Are there also 'upstream timed out' errors in the NGINX error.log file?
Do you get this exception for the current reverted release or is this from yesterday evening's logs?
I've updated the deployment to use the image tagged as '9ab8c88-2', and that seems to have gotten things back into a running state without any DB upgrades.
I'm still seeing the ElasticSearch window size errors, but I'm going to let this run for a few hours instead of continuing to experiment with different images.

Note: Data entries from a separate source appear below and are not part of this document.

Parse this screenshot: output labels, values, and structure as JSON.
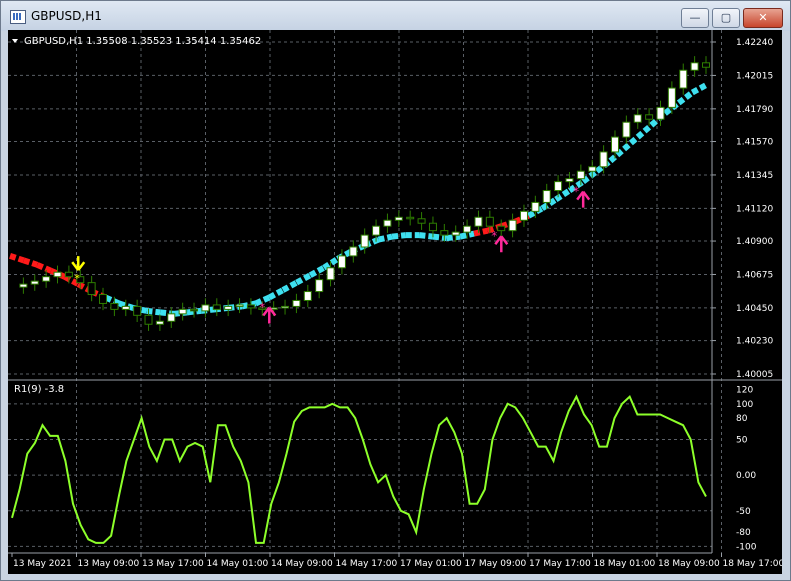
{
  "window": {
    "title": "GBPUSD,H1",
    "icon": "chart-window-icon",
    "buttons": {
      "minimize": "—",
      "maximize": "▢",
      "close": "✕"
    }
  },
  "main_panel": {
    "info_label": "GBPUSD,H1  1.35508 1.35523 1.35414 1.35462",
    "price_ticks": [
      "1.42240",
      "1.42015",
      "1.41790",
      "1.41570",
      "1.41345",
      "1.41120",
      "1.40900",
      "1.40675",
      "1.40450",
      "1.40230",
      "1.40005"
    ]
  },
  "sub_panel": {
    "label": "R1(9) -3.8",
    "ticks": [
      "120",
      "100",
      "80",
      "50",
      "0.00",
      "-50",
      "-80",
      "-100"
    ]
  },
  "time_ticks": [
    "13 May 2021",
    "13 May 09:00",
    "13 May 17:00",
    "14 May 01:00",
    "14 May 09:00",
    "14 May 17:00",
    "17 May 01:00",
    "17 May 09:00",
    "17 May 17:00",
    "18 May 01:00",
    "18 May 09:00",
    "18 May 17:00"
  ],
  "colors": {
    "background": "#000000",
    "grid": "#5a5f66",
    "candle_up": "#ffffff",
    "candle_down": "#000000",
    "candle_wick": "#2e7d00",
    "trend_up": "#3ee0f0",
    "trend_down": "#ff1a1a",
    "oscillator": "#8dff2a",
    "sell_arrow": "#ffff00",
    "buy_arrow": "#ff2a9a",
    "text": "#ffffff"
  },
  "chart_data": [
    {
      "type": "candlestick",
      "title": "GBPUSD,H1",
      "ohlc_label": "1.35508 1.35523 1.35414 1.35462",
      "ylim": [
        1.40005,
        1.4224
      ],
      "x_labels": [
        "13 May 2021",
        "13 May 09:00",
        "13 May 17:00",
        "14 May 01:00",
        "14 May 09:00",
        "14 May 17:00",
        "17 May 01:00",
        "17 May 09:00",
        "17 May 17:00",
        "18 May 01:00",
        "18 May 09:00",
        "18 May 17:00"
      ],
      "close_path": [
        1.4059,
        1.4061,
        1.4063,
        1.4066,
        1.4069,
        1.4066,
        1.4062,
        1.4054,
        1.4048,
        1.4044,
        1.4046,
        1.404,
        1.4034,
        1.4036,
        1.4041,
        1.4044,
        1.4043,
        1.4047,
        1.4044,
        1.4046,
        1.4047,
        1.4045,
        1.4044,
        1.4045,
        1.4046,
        1.405,
        1.4056,
        1.4064,
        1.4072,
        1.408,
        1.4086,
        1.4094,
        1.41,
        1.4104,
        1.4106,
        1.4105,
        1.4102,
        1.4097,
        1.4094,
        1.4096,
        1.41,
        1.4106,
        1.41,
        1.4097,
        1.4104,
        1.411,
        1.4116,
        1.4124,
        1.413,
        1.4132,
        1.4137,
        1.414,
        1.415,
        1.416,
        1.417,
        1.4175,
        1.4172,
        1.418,
        1.4193,
        1.4205,
        1.421,
        1.4207
      ],
      "trend_line": {
        "down_segments": [
          [
            0,
            6
          ],
          [
            34,
            37
          ]
        ],
        "values": [
          1.408,
          1.4077,
          1.4074,
          1.407,
          1.4066,
          1.4061,
          1.4056,
          1.4052,
          1.4048,
          1.4045,
          1.4043,
          1.4042,
          1.4041,
          1.4042,
          1.4043,
          1.4044,
          1.4045,
          1.4046,
          1.4048,
          1.4052,
          1.4057,
          1.4062,
          1.4067,
          1.4072,
          1.4078,
          1.4083,
          1.4087,
          1.4091,
          1.4093,
          1.4094,
          1.4094,
          1.4093,
          1.4092,
          1.4093,
          1.4095,
          1.4097,
          1.41,
          1.4103,
          1.4107,
          1.4112,
          1.4118,
          1.4124,
          1.413,
          1.4137,
          1.4144,
          1.4152,
          1.416,
          1.4168,
          1.4176,
          1.4183,
          1.419,
          1.4195
        ]
      },
      "signals": [
        {
          "type": "sell",
          "index": 5
        },
        {
          "type": "buy",
          "index": 19
        },
        {
          "type": "buy",
          "index": 36
        },
        {
          "type": "buy",
          "index": 42
        }
      ]
    },
    {
      "type": "line",
      "title": "R1(9) -3.8",
      "ylim": [
        -105,
        125
      ],
      "y_ticks": [
        120,
        100,
        80,
        50,
        0,
        -50,
        -80,
        -100
      ],
      "values": [
        -60,
        -20,
        30,
        45,
        70,
        55,
        55,
        20,
        -40,
        -70,
        -90,
        -95,
        -95,
        -85,
        -30,
        20,
        50,
        80,
        40,
        20,
        50,
        50,
        20,
        40,
        45,
        40,
        -10,
        70,
        70,
        40,
        20,
        -10,
        -95,
        -95,
        -40,
        -10,
        30,
        75,
        90,
        95,
        95,
        95,
        100,
        95,
        95,
        80,
        50,
        15,
        -10,
        0,
        -30,
        -50,
        -55,
        -80,
        -20,
        30,
        70,
        80,
        60,
        30,
        -40,
        -40,
        -20,
        50,
        80,
        100,
        95,
        80,
        60,
        40,
        40,
        20,
        60,
        90,
        110,
        85,
        70,
        40,
        40,
        80,
        100,
        110,
        85,
        85,
        85,
        85,
        80,
        75,
        70,
        50,
        -10,
        -30
      ]
    }
  ]
}
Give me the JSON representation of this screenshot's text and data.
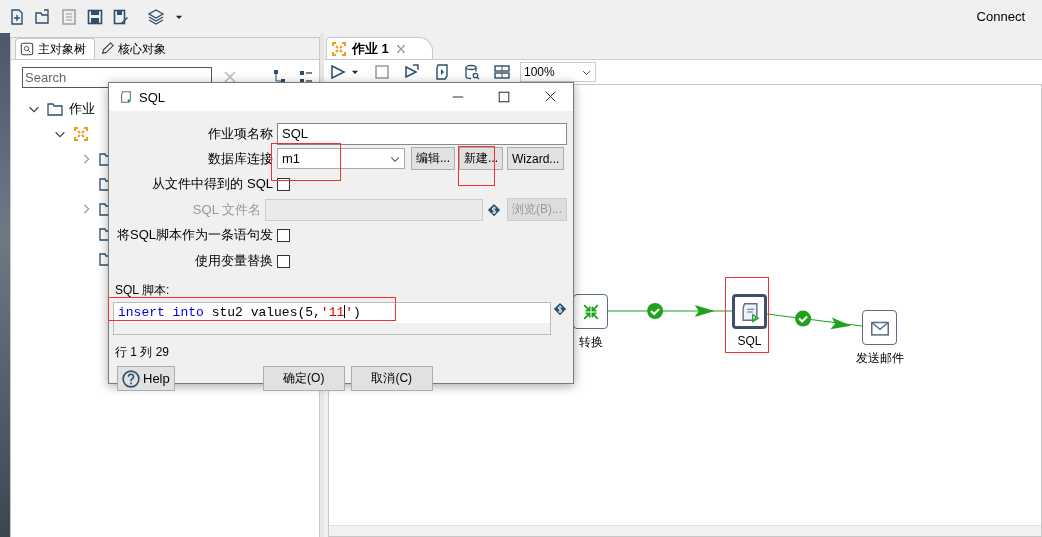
{
  "toolbar": {
    "connect": "Connect"
  },
  "left_panel": {
    "tabs": [
      {
        "label": "主对象树",
        "selected": true
      },
      {
        "label": "核心对象",
        "selected": false
      }
    ],
    "search": {
      "placeholder": "Search"
    },
    "tree": [
      {
        "label": "作业",
        "kind": "folder",
        "expanded": true,
        "children": [
          {
            "kind": "job",
            "expanded": true,
            "children": [
              {
                "kind": "folder",
                "expanded": false,
                "collapsed": true
              },
              {
                "kind": "folder",
                "expanded": false,
                "collapsed": false
              },
              {
                "kind": "folder",
                "expanded": false,
                "collapsed": true
              },
              {
                "kind": "folder",
                "expanded": false,
                "collapsed": false
              },
              {
                "kind": "folder",
                "expanded": false,
                "collapsed": false
              }
            ]
          }
        ]
      }
    ]
  },
  "editor": {
    "tabs": [
      {
        "label": "作业 1",
        "selected": true
      }
    ],
    "zoom": "100%",
    "nodes": [
      {
        "kind": "transform",
        "label": "转换",
        "highlighted": false
      },
      {
        "kind": "sql",
        "label": "SQL",
        "highlighted": true
      },
      {
        "kind": "mail",
        "label": "发送邮件",
        "highlighted": false
      }
    ],
    "hops": [
      {
        "kind": "success"
      },
      {
        "kind": "success"
      }
    ]
  },
  "dialog": {
    "title": "SQL",
    "fields": [
      {
        "kind": "text",
        "label": "作业项名称",
        "value": "SQL"
      },
      {
        "kind": "select",
        "label": "数据库连接",
        "value": "m1",
        "highlighted": true,
        "buttons": [
          {
            "label": "编辑...",
            "highlighted": false
          },
          {
            "label": "新建...",
            "highlighted": true
          },
          {
            "label": "Wizard...",
            "highlighted": false
          }
        ]
      },
      {
        "kind": "checkbox",
        "label": "从文件中得到的 SQL",
        "checked": false
      },
      {
        "kind": "file",
        "label": "SQL 文件名",
        "disabled": true,
        "button": "浏览(B)..."
      },
      {
        "kind": "checkbox",
        "label": "将SQL脚本作为一条语句发",
        "checked": false
      },
      {
        "kind": "checkbox",
        "label": "使用变量替换",
        "checked": false
      }
    ],
    "script": {
      "label": "SQL 脚本:",
      "highlighted": true,
      "tokens": [
        {
          "kind": "keyword",
          "text": "insert"
        },
        {
          "kind": "keyword",
          "text": " into"
        },
        {
          "kind": "plain",
          "text": " stu2 values(5,"
        },
        {
          "kind": "string",
          "text": "'11",
          "caret": true
        },
        {
          "kind": "string",
          "text": "'"
        },
        {
          "kind": "plain",
          "text": ")"
        }
      ]
    },
    "position": "行 1 列 29",
    "buttons": [
      {
        "kind": "help",
        "label": "Help"
      },
      {
        "kind": "plain",
        "label": "确定(O)"
      },
      {
        "kind": "plain",
        "label": "取消(C)"
      }
    ]
  }
}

Yes I did try that image, but I also tried the 'newer' images as well in case they contained fixes, and the one I settled on seemed to be the newest image that worked without issue(although I didn't test all of them). I was specifically looking for an image that didn't 'update' the db.
I swear I searched slack to try and find his comments, but clearly I cannot operate the search feature, or I keep picking lousy search terms.
At this time things seem stable, so we're just going to let it run over the weekend. We'll need to get the log data to @amvanbaren so he can try and figure out what's failing with the latest updates. But that will have to wait until Monday at the earliest.
I've requested a review of the PR Aart linked to from @mbarbero, just in case I'm missing some details.
Beyond that I've reset the staging db and tried to roll out a deployment with the latest image, but I'm getting errors on image pull, so I'm not sure if Aarts PR is meant to address the image pull error or something else.
@kineticSquid Yes, I got a performance baseline for staging.
@mward I deployed PR #1186 to staging this morning. It contains fixes that should improve the performance of the new release. I just checked if everything is running OK, but I'm getting internal server errors. Can you check for exceptions in the staging logs?
The container restarted about 6h ago, but I've captured the current logs and sent them to you, since it's probably faster for you to figure out what's a problem.
@mward I've opened PR #1197. The EHCACHE_CONFIG environment variable needs to point to the configuration/ehcache.xml file, so that the path to the file is included in the application.properties file. It should be similar to the way the DEPLOYMENT_CONFIG variable is configured.